Two Stories Illustrate Why We Need the Affordable Care Act

Today’s Managing Health Care Costs Indicator is $36,000

Statistics and facts are fine –and we should have evidence-based health care policy

But sometimes we need a story to remind us what’s at stake as we debate providing access to health care to Americans.  Today, I have two stories.

I heard from a colleague last week. Her parents are retired, and her dad is eligible for Medicare. But her mom is under 65, and therefore not yet eligible for Medicare.  Her dad’s company terminated retiree health coverage, and her mom as a diabetic in her early 60s couldn’t purchase meaningful health insurance.  She went on a diet and stopped taking her diabetes medicine. She was just admitted to the hospital for slurred speech and weakness, and has progressed to have a left sided stroke.   

This is a failure on both a clinical and a financial level. Her physicians didn’t realize that she couldn’t afford the medications – and probably didn’t focus on using cost-effective generics. So she wasn’t taking her diabetes medications. Even if the high blood sugar didn’t cause the stroke, it’s a risk factor for poor outcome.   The cost of this hospitalization will likely be a terrible financial blow to her family.   I don’t know what her neurologic impairment will be.  I don’t know that if she had full health care coverage she would have had a better clinical outcome. But there is plenty of evidence that those with health insurance fare better when they have major medical problems. 

The free unregulated market simply can not and will not offer affordable health insurance to diabetics in their 60s.  It will take well-regulated health insurance exchanges to make insurance affordable for those who already have significant illness.  If she lived in Massachusetts she could have purchased a health plan through the exchange. If it were 2014 and her state had implemented an exchange she would have been able to purchase a health plan that would have cost no more than three times the cost of a plan for a younger, healthier patient.  But she lives in a state where the governor opposes the Affordable Care Act and  has frozen efforts to establish an exchange.

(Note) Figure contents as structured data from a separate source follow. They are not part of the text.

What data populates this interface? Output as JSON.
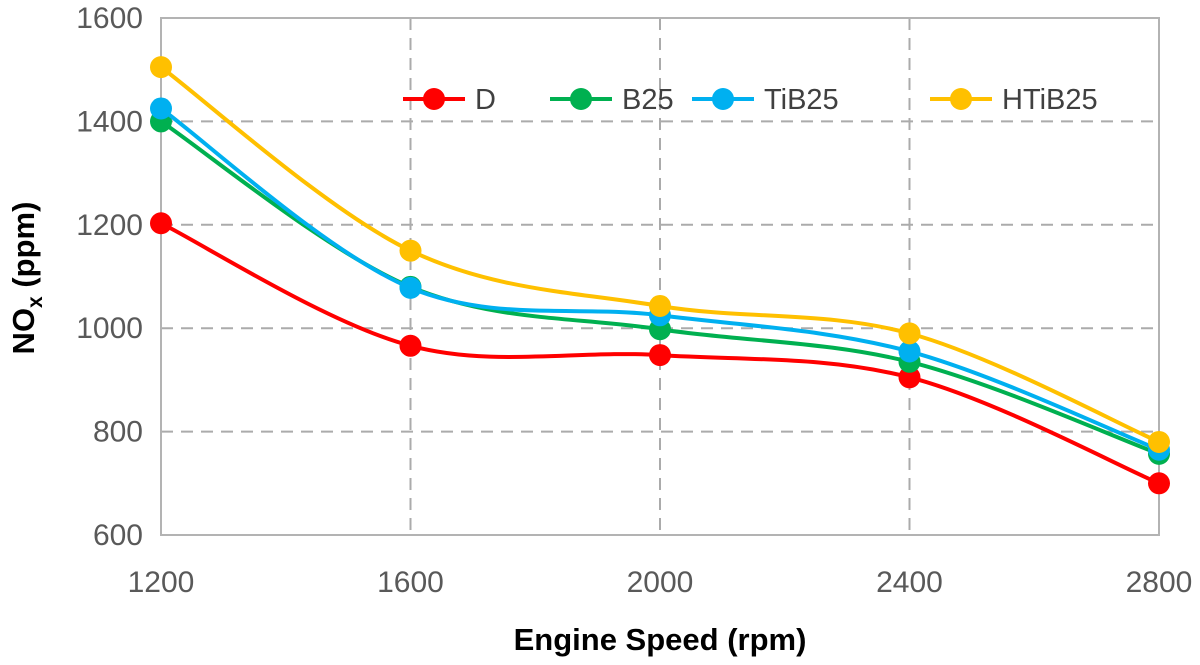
{
  "chart_data": {
    "type": "line",
    "smooth": true,
    "x": [
      1200,
      1600,
      2000,
      2400,
      2800
    ],
    "xlabel": "Engine Speed (rpm)",
    "ylabel": {
      "main": "NO",
      "sub": "x",
      "unit": " (ppm)"
    },
    "xlim": [
      1200,
      2800
    ],
    "ylim": [
      600,
      1600
    ],
    "xticks": [
      1200,
      1600,
      2000,
      2400,
      2800
    ],
    "yticks": [
      600,
      800,
      1000,
      1200,
      1400,
      1600
    ],
    "grid": "dashed",
    "legend_position": "top-right",
    "series": [
      {
        "name": "D",
        "color": "#ff0000",
        "values": [
          1203,
          966,
          948,
          905,
          700
        ]
      },
      {
        "name": "B25",
        "color": "#00b050",
        "values": [
          1400,
          1080,
          998,
          935,
          757
        ]
      },
      {
        "name": "TiB25",
        "color": "#00b0f0",
        "values": [
          1425,
          1078,
          1025,
          955,
          765
        ]
      },
      {
        "name": "HTiB25",
        "color": "#ffc000",
        "values": [
          1505,
          1150,
          1043,
          990,
          780
        ]
      }
    ]
  }
}
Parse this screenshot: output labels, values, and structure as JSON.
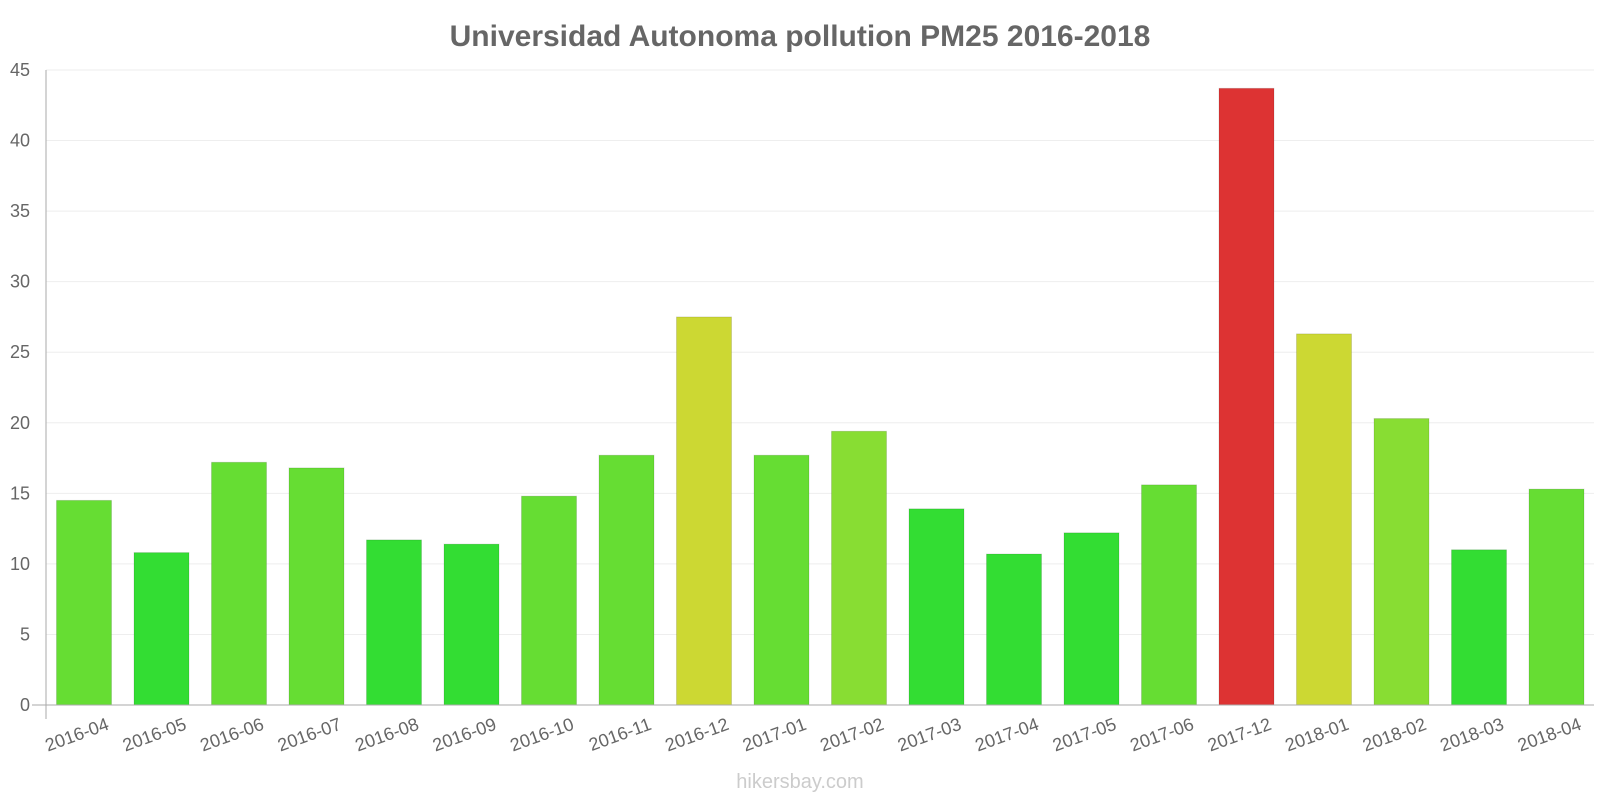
{
  "chart_data": {
    "type": "bar",
    "title": "Universidad Autonoma pollution PM25 2016-2018",
    "xlabel": "",
    "ylabel": "",
    "ylim": [
      0,
      45
    ],
    "yticks": [
      0,
      5,
      10,
      15,
      20,
      25,
      30,
      35,
      40,
      45
    ],
    "grid": true,
    "categories": [
      "2016-04",
      "2016-05",
      "2016-06",
      "2016-07",
      "2016-08",
      "2016-09",
      "2016-10",
      "2016-11",
      "2016-12",
      "2017-01",
      "2017-02",
      "2017-03",
      "2017-04",
      "2017-05",
      "2017-06",
      "2017-12",
      "2018-01",
      "2018-02",
      "2018-03",
      "2018-04"
    ],
    "values": [
      14.5,
      10.8,
      17.2,
      16.8,
      11.7,
      11.4,
      14.8,
      17.7,
      27.5,
      17.7,
      19.4,
      13.9,
      10.7,
      12.2,
      15.6,
      43.7,
      26.3,
      20.3,
      11.0,
      15.3
    ],
    "colors": {
      "good": "#33dd33",
      "moderate": "#66dd33",
      "fair": "#88dd33",
      "elevated": "#ccd833",
      "high": "#dd3333"
    }
  },
  "footer": "hikersbay.com"
}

I’ve also heard from a physician colleague who suffers from a progressive neurologic disease.  He’ll soon have to go on disability despite his youth, and tells me his health insurance bill for a family plan will be $36,000 per year.  He and his family will spend over half of their anticipated future income on health insurance, and that doesn’t count out of pocket health care expenses (usually another 20+%).  Although he’s worked as a physician and a physician executive for his entire career, he and his family have no health security, and could be impoverished by his illness.   The bright spot for him is that if he is fully disabled he will become Medicare eligible after a waiting period – and his family can then purchase a much less expensive health plan.  Of course, the Ryan plan would replace the certainty of Medicare with the risk of vouchers likely to be of less value than the cost of private insurance – especially for those with significant illnesses.

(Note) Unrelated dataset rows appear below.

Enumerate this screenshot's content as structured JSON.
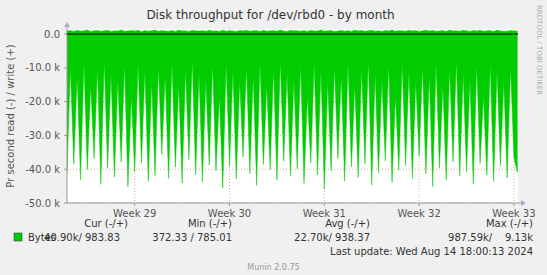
{
  "chart_data": {
    "type": "area",
    "title": "Disk throughput for /dev/rbd0 - by month",
    "y_label": "Pr second read (-) / write (+)",
    "x": [
      0,
      0.25,
      0.5,
      0.75,
      1,
      1.25,
      1.5,
      1.75,
      2,
      2.25,
      2.5,
      2.75,
      3,
      3.25,
      3.5,
      3.75,
      4,
      4.25,
      4.5,
      4.75,
      5,
      5.25,
      5.5,
      5.75,
      6,
      6.25,
      6.5,
      6.75,
      7,
      7.25,
      7.5,
      7.75,
      8,
      8.25,
      8.5,
      8.75,
      9,
      9.25,
      9.5,
      9.75,
      10,
      10.25,
      10.5,
      10.75,
      11,
      11.25,
      11.5,
      11.75,
      12,
      12.25,
      12.5,
      12.75,
      13,
      13.25,
      13.5,
      13.75,
      14,
      14.25,
      14.5,
      14.75,
      15,
      15.25,
      15.5,
      15.75,
      16,
      16.25,
      16.5,
      16.75,
      17,
      17.25,
      17.5,
      17.75,
      18,
      18.25,
      18.5,
      18.75,
      19,
      19.25,
      19.5,
      19.75,
      20,
      20.25,
      20.5,
      20.75,
      21,
      21.25,
      21.5,
      21.75,
      22,
      22.25,
      22.5,
      22.75,
      23,
      23.25,
      23.5,
      23.75,
      24,
      24.25,
      24.5,
      24.75,
      25,
      25.25,
      25.5,
      25.75,
      26,
      26.25,
      26.5,
      26.75,
      27,
      27.25,
      27.5,
      27.75,
      28,
      28.25,
      28.5,
      28.75,
      29,
      29.25,
      29.5,
      29.75,
      30,
      30.25,
      30.5,
      30.75,
      31,
      31.25,
      31.5,
      31.75,
      32,
      32.25,
      32.5,
      32.75,
      33,
      33.25
    ],
    "series": [
      {
        "name": "Bytes",
        "color": "#00cc00",
        "values": [
          -41200,
          -9800,
          -38500,
          -12400,
          -43100,
          -8600,
          -40200,
          -15200,
          -36800,
          -10300,
          -44500,
          -7900,
          -39700,
          -11800,
          -42300,
          -13600,
          -37900,
          -9200,
          -45200,
          -18400,
          -40800,
          -8800,
          -38200,
          -10900,
          -43600,
          -14100,
          -41900,
          -9800,
          -35600,
          -12400,
          -42700,
          -8600,
          -39400,
          -15200,
          -44100,
          -10300,
          -37200,
          -7900,
          -41600,
          -11800,
          -43800,
          -13600,
          -38800,
          -9200,
          -40500,
          -18400,
          -45600,
          -8800,
          -39100,
          -10900,
          -42900,
          -14100,
          -36400,
          -9800,
          -41300,
          -12400,
          -44800,
          -8600,
          -38600,
          -15200,
          -40100,
          -10300,
          -43300,
          -7900,
          -37600,
          -11800,
          -42100,
          -13600,
          -39900,
          -9200,
          -44200,
          -18400,
          -38100,
          -8800,
          -41700,
          -10900,
          -45900,
          -14100,
          -40600,
          -9800,
          -36900,
          -12400,
          -43500,
          -8600,
          -39300,
          -15200,
          -42500,
          -10300,
          -38400,
          -7900,
          -44700,
          -11800,
          -41100,
          -13600,
          -37500,
          -9200,
          -43900,
          -18400,
          -40300,
          -8800,
          -38900,
          -10900,
          -42800,
          -14100,
          -36200,
          -9800,
          -41400,
          -12400,
          -45100,
          -8600,
          -39600,
          -15200,
          -43200,
          -10300,
          -37800,
          -7900,
          -42000,
          -11800,
          -40700,
          -13600,
          -44400,
          -9200,
          -38300,
          -18400,
          -41800,
          -8800,
          -43700,
          -10900,
          -39000,
          -14100,
          -42600,
          -9800,
          -36600,
          -40900
        ]
      },
      {
        "color": "#00cc00",
        "values": [
          920,
          1050,
          780,
          1130,
          860,
          990,
          1210,
          740,
          950,
          1080,
          830,
          970,
          1100,
          760,
          1010,
          880,
          1240,
          800,
          940,
          1060,
          900,
          1150,
          720,
          1020,
          870,
          960,
          1190,
          810,
          1040,
          930,
          850,
          1080,
          790,
          1170,
          900,
          1000,
          760,
          1120,
          950,
          880,
          1030,
          820,
          1140,
          890,
          970,
          750,
          1200,
          860,
          1010,
          940,
          780,
          1090,
          920,
          1160,
          840,
          990,
          1050,
          730,
          1110,
          870,
          960,
          1020,
          810,
          1180,
          900,
          770,
          1130,
          950,
          1000,
          860,
          1070,
          790,
          1150,
          880,
          940,
          1210,
          820,
          990,
          1040,
          760,
          910,
          1100,
          850,
          1020,
          780,
          1170,
          930,
          1060,
          800,
          980,
          1120,
          870,
          950,
          740,
          1090,
          900,
          1190,
          830,
          1010,
          960,
          800,
          1140,
          920,
          1050,
          770,
          990,
          1160,
          880,
          1030,
          850,
          940,
          1080,
          760,
          1200,
          890,
          1010,
          820,
          1130,
          970,
          790,
          1060,
          910,
          1150,
          840,
          980,
          1040,
          750,
          1180,
          920,
          870,
          870,
          1020,
          910,
          984
        ]
      }
    ],
    "xlim": [
      0,
      33.3
    ],
    "xticks": [
      {
        "value": 5,
        "label": "Week 29"
      },
      {
        "value": 12,
        "label": "Week 30"
      },
      {
        "value": 19,
        "label": "Week 31"
      },
      {
        "value": 26,
        "label": "Week 32"
      },
      {
        "value": 33,
        "label": "Week 33"
      }
    ],
    "ylim": [
      -50000,
      1500
    ],
    "yticks": [
      {
        "value": 0,
        "label": "0.0"
      },
      {
        "value": -10000,
        "label": "-10.0 k"
      },
      {
        "value": -20000,
        "label": "-20.0 k"
      },
      {
        "value": -30000,
        "label": "-30.0 k"
      },
      {
        "value": -40000,
        "label": "-40.0 k"
      },
      {
        "value": -50000,
        "label": "-50.0 k"
      }
    ],
    "grid": true,
    "legend": "bottom-left",
    "stats": {
      "columns": [
        "Cur (-/+)",
        "Min (-/+)",
        "Avg (-/+)",
        "Max (-/+)"
      ],
      "values": [
        "40.90k/ 983.83",
        "372.33 / 785.01",
        "22.70k/ 938.37",
        "987.59k/    9.13k"
      ]
    },
    "last_update": "Last update: Wed Aug 14 18:00:13 2024",
    "footer": "Munin 2.0.75",
    "watermark": "RRDTOOL / TOBI OETIKER"
  }
}
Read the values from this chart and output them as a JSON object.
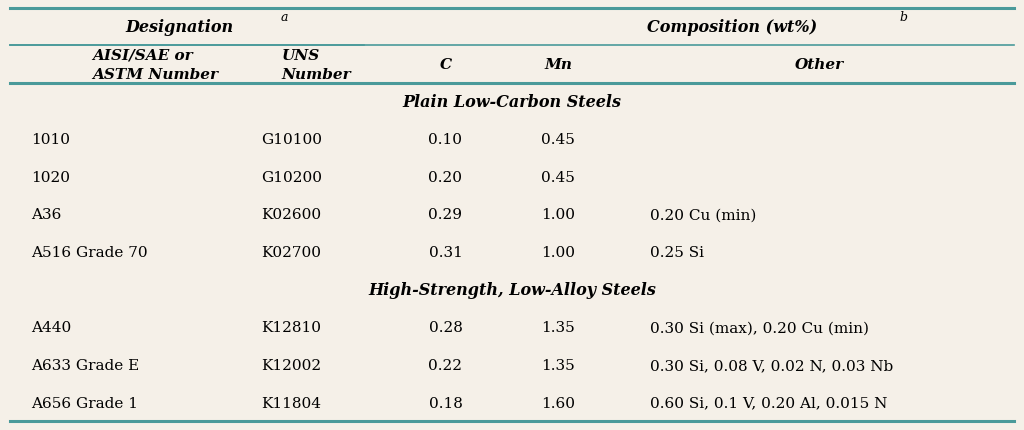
{
  "bg_color": "#f5f0e8",
  "teal_color": "#4a9a9a",
  "rows_section1": [
    [
      "1010",
      "G10100",
      "0.10",
      "0.45",
      ""
    ],
    [
      "1020",
      "G10200",
      "0.20",
      "0.45",
      ""
    ],
    [
      "A36",
      "K02600",
      "0.29",
      "1.00",
      "0.20 Cu (min)"
    ],
    [
      "A516 Grade 70",
      "K02700",
      "0.31",
      "1.00",
      "0.25 Si"
    ]
  ],
  "rows_section2": [
    [
      "A440",
      "K12810",
      "0.28",
      "1.35",
      "0.30 Si (max), 0.20 Cu (min)"
    ],
    [
      "A633 Grade E",
      "K12002",
      "0.22",
      "1.35",
      "0.30 Si, 0.08 V, 0.02 N, 0.03 Nb"
    ],
    [
      "A656 Grade 1",
      "K11804",
      "0.18",
      "1.60",
      "0.60 Si, 0.1 V, 0.20 Al, 0.015 N"
    ]
  ],
  "font_size": 11,
  "header_font_size": 11,
  "section_font_size": 11.5,
  "designation_text": "Designation",
  "designation_sup": "a",
  "composition_text": "Composition (wt%)",
  "composition_sup": "b",
  "section1_label": "Plain Low-Carbon Steels",
  "section2_label": "High-Strength, Low-Alloy Steels",
  "col_header_1a": "AISI/SAE or",
  "col_header_1b": "ASTM Number",
  "col_header_2a": "UNS",
  "col_header_2b": "Number",
  "col_header_c": "C",
  "col_header_mn": "Mn",
  "col_header_other": "Other"
}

My colleague’s comments on the state of health care access for those with significant illnesses:

Health care systems reflect the culture of the particular country – and this way of treating the poor and sick is nothing less despicable than the race and gender discrimination we officially tolerated for so long.  We now officially despicably tolerate healthcare access disparities based on wealth and sickness.  The concept of ignoring the sickest and most unfortunate in our society with regards to health care seems neither morally nor financially sustainable.